Constance Bulwer-Lytton

West Horsley Place has touched the lives of many pioneering women from the medieval period to the modern day. Therefore it feels particularly appropriate that our latest discovery in the Library has uncovered the story of another remarkable and courageous woman: Constance Bulwer-Lytton.

Our library recording project - in partnership with with The Arts Society East Surrey and funded by the National Lottery Heritage Fund - is to record, clean and begin to repair our huge book collection. Hilary Ely, lead volunteer, shares Constance's story:

A Copy of My Sister's Book

Our volunteers found a copy of "Prisons and Prisoners: Some Personal Experiences" by Lady Constance Lytton and Jane Warton, Spinster. It was published in London by William Heinemann in 1914.

The book is bound in suffragette purple. A letter from Constance's brother the Earl of Lytton is inserted. He is writing to gift the book to the Marquess of Crewe (owner of West Horsley Place). 

About Constance

Lyttons letter to CreweLady Constance Bulwer-Lytton (1869-1923) was the daughter of Robert 1st Earl of Lytton, statesman and poet (writing as ‘Owen Meredith’) and his wife Edith née Villiers, and the granddaughter of Edward Bulwer-Lytton, the novelist (of “It was a dark and stormy night” fame).  Constance, third child in a large family, was born in India while Lord Lytton was Viceroy.  She was inspired by the feminism of Olive Schreiner during a visit with her mother to South Africa in the 1890s, but from her father’s death in 1891 she devoted herself to home life and the care of her mother, while quietly developing independence of thought and a social conscience. 

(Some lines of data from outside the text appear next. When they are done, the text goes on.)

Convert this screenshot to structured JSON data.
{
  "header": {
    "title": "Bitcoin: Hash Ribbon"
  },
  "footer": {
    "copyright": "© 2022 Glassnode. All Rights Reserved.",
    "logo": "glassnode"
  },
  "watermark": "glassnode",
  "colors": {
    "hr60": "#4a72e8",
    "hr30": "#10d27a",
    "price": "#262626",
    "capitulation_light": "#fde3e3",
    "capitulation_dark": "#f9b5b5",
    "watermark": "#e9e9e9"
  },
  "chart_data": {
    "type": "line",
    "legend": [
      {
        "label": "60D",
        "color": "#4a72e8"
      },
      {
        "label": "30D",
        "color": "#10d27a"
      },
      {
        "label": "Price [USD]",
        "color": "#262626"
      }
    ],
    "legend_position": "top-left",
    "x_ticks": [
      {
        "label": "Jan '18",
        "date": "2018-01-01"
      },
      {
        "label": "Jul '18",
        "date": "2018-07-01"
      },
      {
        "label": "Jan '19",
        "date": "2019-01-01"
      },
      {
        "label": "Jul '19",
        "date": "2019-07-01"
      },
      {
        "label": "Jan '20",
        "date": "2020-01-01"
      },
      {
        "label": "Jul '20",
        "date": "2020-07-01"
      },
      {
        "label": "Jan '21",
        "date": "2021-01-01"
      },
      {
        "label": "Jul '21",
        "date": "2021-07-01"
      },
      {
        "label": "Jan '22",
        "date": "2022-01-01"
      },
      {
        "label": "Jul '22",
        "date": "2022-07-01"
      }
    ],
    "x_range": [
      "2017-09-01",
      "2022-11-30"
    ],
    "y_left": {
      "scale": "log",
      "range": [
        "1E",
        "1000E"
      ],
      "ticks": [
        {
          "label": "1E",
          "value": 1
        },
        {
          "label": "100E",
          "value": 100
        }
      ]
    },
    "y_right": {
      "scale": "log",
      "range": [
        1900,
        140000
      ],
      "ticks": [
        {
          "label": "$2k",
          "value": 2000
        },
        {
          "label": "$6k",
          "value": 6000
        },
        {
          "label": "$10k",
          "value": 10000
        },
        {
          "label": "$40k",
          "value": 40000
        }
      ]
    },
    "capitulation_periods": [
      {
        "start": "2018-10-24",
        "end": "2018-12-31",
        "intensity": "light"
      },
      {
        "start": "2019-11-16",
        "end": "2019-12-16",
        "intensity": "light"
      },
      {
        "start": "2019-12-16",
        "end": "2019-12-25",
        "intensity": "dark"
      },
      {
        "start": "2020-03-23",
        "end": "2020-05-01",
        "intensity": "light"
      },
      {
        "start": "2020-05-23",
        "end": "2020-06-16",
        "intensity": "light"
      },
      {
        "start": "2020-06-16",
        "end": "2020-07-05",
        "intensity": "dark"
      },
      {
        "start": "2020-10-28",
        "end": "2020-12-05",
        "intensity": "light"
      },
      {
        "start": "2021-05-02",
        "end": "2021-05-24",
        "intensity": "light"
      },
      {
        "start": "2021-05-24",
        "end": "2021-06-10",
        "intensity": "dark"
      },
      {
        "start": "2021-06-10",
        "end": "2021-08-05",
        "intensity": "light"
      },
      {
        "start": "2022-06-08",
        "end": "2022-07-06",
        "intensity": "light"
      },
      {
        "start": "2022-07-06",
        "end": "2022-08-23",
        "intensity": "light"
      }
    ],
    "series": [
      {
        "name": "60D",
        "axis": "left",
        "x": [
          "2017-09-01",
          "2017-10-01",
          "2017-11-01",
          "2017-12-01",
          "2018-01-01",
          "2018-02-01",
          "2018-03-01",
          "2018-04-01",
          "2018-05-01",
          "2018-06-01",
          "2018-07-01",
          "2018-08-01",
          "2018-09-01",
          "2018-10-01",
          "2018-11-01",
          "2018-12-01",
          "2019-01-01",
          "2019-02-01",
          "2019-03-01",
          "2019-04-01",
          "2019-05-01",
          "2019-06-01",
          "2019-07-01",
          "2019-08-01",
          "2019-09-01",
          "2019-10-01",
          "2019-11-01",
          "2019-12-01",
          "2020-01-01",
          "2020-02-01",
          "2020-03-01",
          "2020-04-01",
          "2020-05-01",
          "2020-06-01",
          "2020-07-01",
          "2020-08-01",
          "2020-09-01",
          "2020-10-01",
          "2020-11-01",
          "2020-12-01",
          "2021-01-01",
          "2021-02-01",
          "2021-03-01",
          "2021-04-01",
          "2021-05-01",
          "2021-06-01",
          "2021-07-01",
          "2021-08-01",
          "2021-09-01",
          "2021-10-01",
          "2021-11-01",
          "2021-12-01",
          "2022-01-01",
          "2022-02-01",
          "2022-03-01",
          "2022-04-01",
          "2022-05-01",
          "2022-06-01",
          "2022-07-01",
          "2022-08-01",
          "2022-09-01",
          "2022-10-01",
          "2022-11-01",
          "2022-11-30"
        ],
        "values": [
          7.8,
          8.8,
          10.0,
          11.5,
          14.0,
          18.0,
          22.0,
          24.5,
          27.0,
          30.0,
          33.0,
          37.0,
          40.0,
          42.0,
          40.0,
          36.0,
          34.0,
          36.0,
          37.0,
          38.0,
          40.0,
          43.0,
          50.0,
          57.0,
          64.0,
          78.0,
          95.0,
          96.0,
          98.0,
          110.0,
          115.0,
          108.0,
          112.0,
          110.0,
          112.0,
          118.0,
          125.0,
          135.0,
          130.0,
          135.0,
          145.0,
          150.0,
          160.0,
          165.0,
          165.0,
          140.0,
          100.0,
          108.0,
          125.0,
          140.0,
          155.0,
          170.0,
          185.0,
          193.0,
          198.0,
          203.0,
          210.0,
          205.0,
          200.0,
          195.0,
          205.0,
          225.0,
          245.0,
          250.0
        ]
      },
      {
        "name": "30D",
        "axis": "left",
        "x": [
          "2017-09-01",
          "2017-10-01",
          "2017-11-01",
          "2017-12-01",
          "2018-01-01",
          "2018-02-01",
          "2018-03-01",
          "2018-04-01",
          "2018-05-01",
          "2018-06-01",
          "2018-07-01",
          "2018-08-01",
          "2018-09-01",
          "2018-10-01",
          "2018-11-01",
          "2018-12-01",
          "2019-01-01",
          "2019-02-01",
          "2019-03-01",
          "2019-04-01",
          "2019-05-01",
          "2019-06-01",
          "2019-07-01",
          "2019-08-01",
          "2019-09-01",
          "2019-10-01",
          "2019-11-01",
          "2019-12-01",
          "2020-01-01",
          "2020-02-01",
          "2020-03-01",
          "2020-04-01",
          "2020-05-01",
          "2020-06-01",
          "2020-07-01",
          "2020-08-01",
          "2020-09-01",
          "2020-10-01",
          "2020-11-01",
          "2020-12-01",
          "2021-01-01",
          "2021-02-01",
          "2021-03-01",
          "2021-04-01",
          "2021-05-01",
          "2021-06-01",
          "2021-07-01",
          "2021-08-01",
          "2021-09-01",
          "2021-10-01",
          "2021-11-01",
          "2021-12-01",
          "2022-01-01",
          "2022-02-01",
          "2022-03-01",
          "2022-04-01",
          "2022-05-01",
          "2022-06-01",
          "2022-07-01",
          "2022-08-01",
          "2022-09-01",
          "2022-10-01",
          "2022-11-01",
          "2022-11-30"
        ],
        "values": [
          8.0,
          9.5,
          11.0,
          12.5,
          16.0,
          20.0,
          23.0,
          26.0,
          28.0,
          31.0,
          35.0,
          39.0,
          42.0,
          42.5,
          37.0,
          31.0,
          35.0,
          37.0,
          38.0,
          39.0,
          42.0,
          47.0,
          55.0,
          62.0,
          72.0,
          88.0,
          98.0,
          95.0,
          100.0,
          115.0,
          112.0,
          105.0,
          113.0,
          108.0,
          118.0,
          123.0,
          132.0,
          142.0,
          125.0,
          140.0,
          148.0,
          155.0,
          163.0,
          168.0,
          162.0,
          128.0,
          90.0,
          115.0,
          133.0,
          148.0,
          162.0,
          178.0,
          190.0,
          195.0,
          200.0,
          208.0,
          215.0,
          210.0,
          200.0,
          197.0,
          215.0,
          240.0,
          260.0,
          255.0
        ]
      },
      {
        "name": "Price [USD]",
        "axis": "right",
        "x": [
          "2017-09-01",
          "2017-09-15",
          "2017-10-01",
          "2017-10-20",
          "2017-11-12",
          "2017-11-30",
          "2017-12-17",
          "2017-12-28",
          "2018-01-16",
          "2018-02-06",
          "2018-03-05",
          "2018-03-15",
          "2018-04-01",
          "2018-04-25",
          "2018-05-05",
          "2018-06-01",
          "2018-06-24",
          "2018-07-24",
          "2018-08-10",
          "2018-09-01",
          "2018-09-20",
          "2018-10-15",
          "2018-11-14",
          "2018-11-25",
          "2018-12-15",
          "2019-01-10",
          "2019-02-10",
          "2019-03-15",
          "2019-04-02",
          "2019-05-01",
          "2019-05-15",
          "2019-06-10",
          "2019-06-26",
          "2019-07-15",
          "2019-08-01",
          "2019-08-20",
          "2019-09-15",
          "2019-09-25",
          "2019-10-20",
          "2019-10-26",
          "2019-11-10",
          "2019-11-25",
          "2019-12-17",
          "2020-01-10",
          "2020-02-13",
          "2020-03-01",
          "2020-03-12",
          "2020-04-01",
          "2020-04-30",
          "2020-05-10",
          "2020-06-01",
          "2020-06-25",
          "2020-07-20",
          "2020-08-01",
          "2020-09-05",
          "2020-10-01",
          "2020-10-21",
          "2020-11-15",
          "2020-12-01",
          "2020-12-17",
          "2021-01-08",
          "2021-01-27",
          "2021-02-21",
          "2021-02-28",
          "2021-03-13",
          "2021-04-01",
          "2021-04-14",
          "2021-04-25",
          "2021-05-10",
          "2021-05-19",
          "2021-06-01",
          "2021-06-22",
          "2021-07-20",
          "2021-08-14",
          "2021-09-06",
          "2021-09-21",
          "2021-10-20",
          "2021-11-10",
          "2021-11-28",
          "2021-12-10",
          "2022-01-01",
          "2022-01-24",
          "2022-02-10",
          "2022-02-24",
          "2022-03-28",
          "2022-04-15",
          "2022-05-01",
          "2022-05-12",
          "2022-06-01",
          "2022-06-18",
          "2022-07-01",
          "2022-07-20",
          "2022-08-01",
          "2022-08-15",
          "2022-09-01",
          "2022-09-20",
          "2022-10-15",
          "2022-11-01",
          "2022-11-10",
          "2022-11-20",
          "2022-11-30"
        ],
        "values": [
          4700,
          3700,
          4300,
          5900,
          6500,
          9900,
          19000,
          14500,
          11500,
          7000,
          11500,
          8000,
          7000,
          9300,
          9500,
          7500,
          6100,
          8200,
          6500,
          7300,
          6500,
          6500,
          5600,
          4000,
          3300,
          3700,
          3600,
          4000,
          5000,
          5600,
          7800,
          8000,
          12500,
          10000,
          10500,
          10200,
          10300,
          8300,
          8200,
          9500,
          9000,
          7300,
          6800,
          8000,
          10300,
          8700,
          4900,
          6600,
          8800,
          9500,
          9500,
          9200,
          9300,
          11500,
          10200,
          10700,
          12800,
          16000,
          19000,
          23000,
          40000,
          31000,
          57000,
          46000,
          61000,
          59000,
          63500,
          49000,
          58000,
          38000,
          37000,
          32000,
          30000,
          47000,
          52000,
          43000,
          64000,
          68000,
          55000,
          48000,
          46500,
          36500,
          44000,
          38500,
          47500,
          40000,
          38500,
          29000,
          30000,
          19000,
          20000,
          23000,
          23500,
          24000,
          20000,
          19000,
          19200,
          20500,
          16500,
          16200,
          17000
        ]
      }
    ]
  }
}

In 1905 Constance received a legacy, which she donated to the revival of Morris Dancing.  Through Mary Neal, a pioneer of the folk dance and song revival, and her link to the Esperance Club for working class girls she met Emmeline Pethick-Lawrence, a prominent member of the Women’s Social and Political Union (WSPU).  Constance joined the movement, becoming a passionate advocate, taking part in protests and petitioning parliament for votes for women.   


Activism

In 1909 she was arrested and imprisoned in Holloway, and later in that year arrested and imprisoned in Newcastle.  Both times she received medical attention, including an intervention to prevent her from self-harming, and was released on health grounds.  It was clear to her that her position in society had led to preferential treatment, so to test this she assumed the persona of Jane Warton, a working-class London seamstress.  Her next arrest came about at a protest in Liverpool, where she gave her name as Jane Warton; she was imprisoned in Walton Gaol and force-fed numerous times with no medical supervision or intervention.

"I had decided to write the words "Votes for Women" on my body, scratching it in my skin with a needle, beginning over the heart and ending it on my face. I proposed to show the first half of the inscription to the doctors, telling them that as I knew how much appearances were respected by officials, I thought it well to warn them that the last letter and a full stop would come upon my cheek, and be still quite fresh and visible on the day of my release." 

When on her release in 1910 she gave a speech in which she revealed her experiences and wrote about them in The Times, her powerful testimony helped bring about the end of force-feeding.  In that year Constance became a full-time activist in WSPU, but her health had been undermined by her prison experience, and a series of heart attacks and strokes affected her for the rest of her shortened life. In a reversal of fortune, her mother nursed her until she died in 1923, aged 54. 

Shining a Light on Women's Ordeals

Between 1912 and 1914, paralysed by a stroke, she wrote Prisons and Prisoners with her left hand, with the contrasting narratives of Lady Constance Lytton and Jane Warton, spinster.  On publication it proved influential in the cause not only of women’s suffrage, but also of prison reform.    

An Advocate in Parliament

The 2nd Earl of Lytton (1876-1947) succeeded his father in 1891.  He sat in the House of Lords in the Conservative interest but was not brought into government until later given a ministerial role in WWI because of his propensity to espouse causes at odds with Conservative policy – free trade, labour conditions, parliamentary reform and women’s suffrage (not to mention eugenics and what we would now call complementary medicine).   

He was inspired by his sister’s courage to advocate strongly for votes for women through involvement with the Men’s League for Women’s Suffrage, supporting the aims of the WSPU (while not condoning violent and criminal acts) and joining a parliamentary group that attempted to legislate in 1910.  The strength of his feelings on women’s suffrage and of his continued support for the cause comes through in the letter he sent with this book to Lord Crewe.